L’Argadz

«L’argadz», ce fascinant jargon des Arts et Métiers

«Zocquer sa cuvance creuse», «gadzart»…Ce langage se transmet chaque année depuis le XVIIIe siècle dans cette prestigieuse école d’ingénieurs.

«Il est lar’∫∫ tap’∫∫ pour l’ap’∫∫ de zocquer sa cuvance creuse.»Ces mots vous laissent pantois? Eux aussi, du moins les premiers mois. Les débuts sont fantasques aux Arts et Métiers (ENSAM), et tranchent avec la rigueur parfois austère du travail de titan fourni en classes préparatoires pour intégrer cette école prestigieuse. Découverte du campus, transmission des traditions et surtout de ce fameux jargon qu’est l’«argadz»…: le premier trimestre est consacré à ce que les étudiants appellent «l’usinage», comprenez la période qui voit les deuxième année accueillir les nouveaux arrivants. «Le terme vient de nos traditions industrielles, avec cette métaphore d’affiner des potentiels bruts, c’est-à-dire qui n’ont pas été travaillé, pour en faire les joyaux de notre école», nous explique Cyril, en dernière année. «La réception d’un livret avec la traduction du jargon se fait assez tôt», ajoute Vincent qui termine lui aussi sa scolarité, «après quelques activités pour comprendre son aspect solennel».
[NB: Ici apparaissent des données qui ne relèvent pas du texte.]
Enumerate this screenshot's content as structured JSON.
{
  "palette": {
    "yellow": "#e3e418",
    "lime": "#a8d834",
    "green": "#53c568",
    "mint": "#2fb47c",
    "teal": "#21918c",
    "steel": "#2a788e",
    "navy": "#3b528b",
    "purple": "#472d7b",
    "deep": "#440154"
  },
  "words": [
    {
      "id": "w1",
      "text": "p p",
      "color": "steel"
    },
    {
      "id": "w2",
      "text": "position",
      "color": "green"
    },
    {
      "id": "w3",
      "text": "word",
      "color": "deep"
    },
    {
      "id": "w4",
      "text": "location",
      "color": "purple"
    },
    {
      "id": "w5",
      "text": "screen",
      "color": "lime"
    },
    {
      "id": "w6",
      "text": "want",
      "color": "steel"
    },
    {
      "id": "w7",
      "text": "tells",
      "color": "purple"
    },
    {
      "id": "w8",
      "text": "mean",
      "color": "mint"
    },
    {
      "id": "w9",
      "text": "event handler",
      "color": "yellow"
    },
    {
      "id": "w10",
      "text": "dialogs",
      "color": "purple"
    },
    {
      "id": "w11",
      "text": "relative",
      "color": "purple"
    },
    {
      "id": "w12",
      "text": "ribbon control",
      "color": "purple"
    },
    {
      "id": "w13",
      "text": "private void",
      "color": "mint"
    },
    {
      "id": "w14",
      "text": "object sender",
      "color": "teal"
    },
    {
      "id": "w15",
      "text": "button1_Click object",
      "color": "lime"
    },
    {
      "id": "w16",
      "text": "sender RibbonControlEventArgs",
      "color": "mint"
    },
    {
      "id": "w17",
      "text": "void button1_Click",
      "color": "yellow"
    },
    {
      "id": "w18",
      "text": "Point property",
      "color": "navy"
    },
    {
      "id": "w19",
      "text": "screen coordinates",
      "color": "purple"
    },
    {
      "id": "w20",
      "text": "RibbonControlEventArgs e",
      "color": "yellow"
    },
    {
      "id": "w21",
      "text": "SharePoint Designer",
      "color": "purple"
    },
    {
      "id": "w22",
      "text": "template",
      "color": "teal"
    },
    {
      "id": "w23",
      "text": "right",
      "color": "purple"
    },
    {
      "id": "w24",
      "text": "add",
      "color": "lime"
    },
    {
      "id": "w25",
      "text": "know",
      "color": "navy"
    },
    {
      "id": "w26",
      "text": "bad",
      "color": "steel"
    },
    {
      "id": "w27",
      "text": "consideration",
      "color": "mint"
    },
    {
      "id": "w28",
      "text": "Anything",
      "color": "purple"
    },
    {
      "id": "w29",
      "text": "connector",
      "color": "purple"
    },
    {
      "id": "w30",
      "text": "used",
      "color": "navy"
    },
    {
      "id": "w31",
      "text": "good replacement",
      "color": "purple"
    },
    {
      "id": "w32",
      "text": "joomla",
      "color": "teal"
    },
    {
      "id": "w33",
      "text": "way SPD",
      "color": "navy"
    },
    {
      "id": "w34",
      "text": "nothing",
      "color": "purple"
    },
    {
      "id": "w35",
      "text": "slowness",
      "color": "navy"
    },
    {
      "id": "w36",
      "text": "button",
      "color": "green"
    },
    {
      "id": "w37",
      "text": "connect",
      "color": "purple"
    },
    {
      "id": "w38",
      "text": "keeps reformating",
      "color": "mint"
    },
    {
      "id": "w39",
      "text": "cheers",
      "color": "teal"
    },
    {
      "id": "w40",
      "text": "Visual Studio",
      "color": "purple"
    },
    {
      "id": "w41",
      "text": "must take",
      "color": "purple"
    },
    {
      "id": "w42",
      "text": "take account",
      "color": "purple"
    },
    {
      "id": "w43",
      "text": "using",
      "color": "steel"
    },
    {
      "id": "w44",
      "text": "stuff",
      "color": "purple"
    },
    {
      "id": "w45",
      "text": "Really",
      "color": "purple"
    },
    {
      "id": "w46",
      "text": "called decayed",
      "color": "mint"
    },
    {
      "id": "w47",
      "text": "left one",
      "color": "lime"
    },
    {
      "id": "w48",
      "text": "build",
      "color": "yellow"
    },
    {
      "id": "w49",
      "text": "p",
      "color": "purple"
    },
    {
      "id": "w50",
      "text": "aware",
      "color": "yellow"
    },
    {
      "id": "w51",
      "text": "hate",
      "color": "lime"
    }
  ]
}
C’est tout un jargon qui est façonné et transmis depuis des générations, avec son vocabulaire, ses règles de grammaire…et même ses onomatopées. Un jargon qui donne forme à un monde que vous ne risquez pas de comprendre si vous n’y êtes pas initié. Pour Vincent, ce langage hermétique et inconnu des nouveaux élèves permet «d’avoir toutes les cartes entièrement rebattues à l’arrivée à l’école. Tout le monde est en terrain inconnu.» Ce langage façonne dès lors un esprit de corps. Mais d’où vient-il?

«C’est l’aspect conflictuel qui est à l’origine de ce langage», précise Cyril. Fondée à la fin du XVIIIe siècle pour éduquer les pupilles d’un régiment de cavalerie, l’école forme ensuite «les contremaîtres de la Révolution Industrielle», explique Vincent. «Ils étaient tous en internat, les surveillants étaient sévères et les règles des dortoirs très strictes». Pour Cyril, le jargon est ainsi construit «afin que les élèves puissent communiquer entre eux sans être compris de la strass [la hiérarchie]. Ils étaient plus forts ensemble».

Des centaines de trouvailles sémantiques

Mais pourquoi ce nom d’«argadz»? «L’argotest d’abord devenu argal, car nous héritons des traditions militaires dans lesquelles les o deviennent al», explique Vincent. Cette dernière syllabe ressemble à «gadz», abréviation de «gadzart» [gars des arts], le sobriquet fièrement porté par les étudiants. Il n’en faut pas plus pour qu’émerge une trouvaille sémantique, «argadz», perpétuée depuis plus de deux siècles. A la liste de près de deux cent mots transmise, il faut ajouter toutes les suppressions de fins de mots, remplacés par un «’s». Apéritif se dit «aper’s», école se dit «ec’s». Pas question toutefois d’abréger les mots importants, comme «Tradition», qui prennent une majuscule et sont écrits en lettres gothiques avec beaucoup d’application. Vincent et Cyril veillent jalousement sur le reste du vocabulaire: «Rien n’est vraiment secret, mais tout est surprise. On n’a rien à cacher, mais on ne veut pas gâcher l’émotion de la découverte pour les suivants.»

Certains mots varient entre les sept campus de première année, mais «il existe un dictionnaire de cohésion pour garder un socle commun». Le «gadzart» d’Angers reconnaît en soirée ou dans la rue le «gadzart» de Lille. Le «sal’s», entendez «salut», ou certaines onomatopées sont alors au gadzart ce que le «tea for two» est à Louis de Funès dans La Grande Vadrouille: un signal de reconnaissance. «Dans la rue, quand on voit que quelqu’un porte une équerre ou une autre référence, on peut facilement dire ‘sal’s’ suivi d’un clin d’œil sympa pour confirmer que le gars est bien à l’école.» En deuxième année, l’affaire est plus simple: les étudiants doivent se laisser pousser barbe et cheveux, ce qui les rend aisément identifiables. Et ce fort sentiment d’appartenance continue bien au-delà des trois ans à l’école.

Une question nous brûle toutefois: le langage est-il si bien ancré qu’il en devient courant? «On a du mal à se passer de certains mots, plus pratiques, plus rapides. On a parfois l’impression que ce jargon est universel parce qu’on a l’habitude de le parler pendant trois ans et que les gens le comprennent autour de nous, conclut Vincent. Une fois dans nos familles, on s’aperçoit que non.»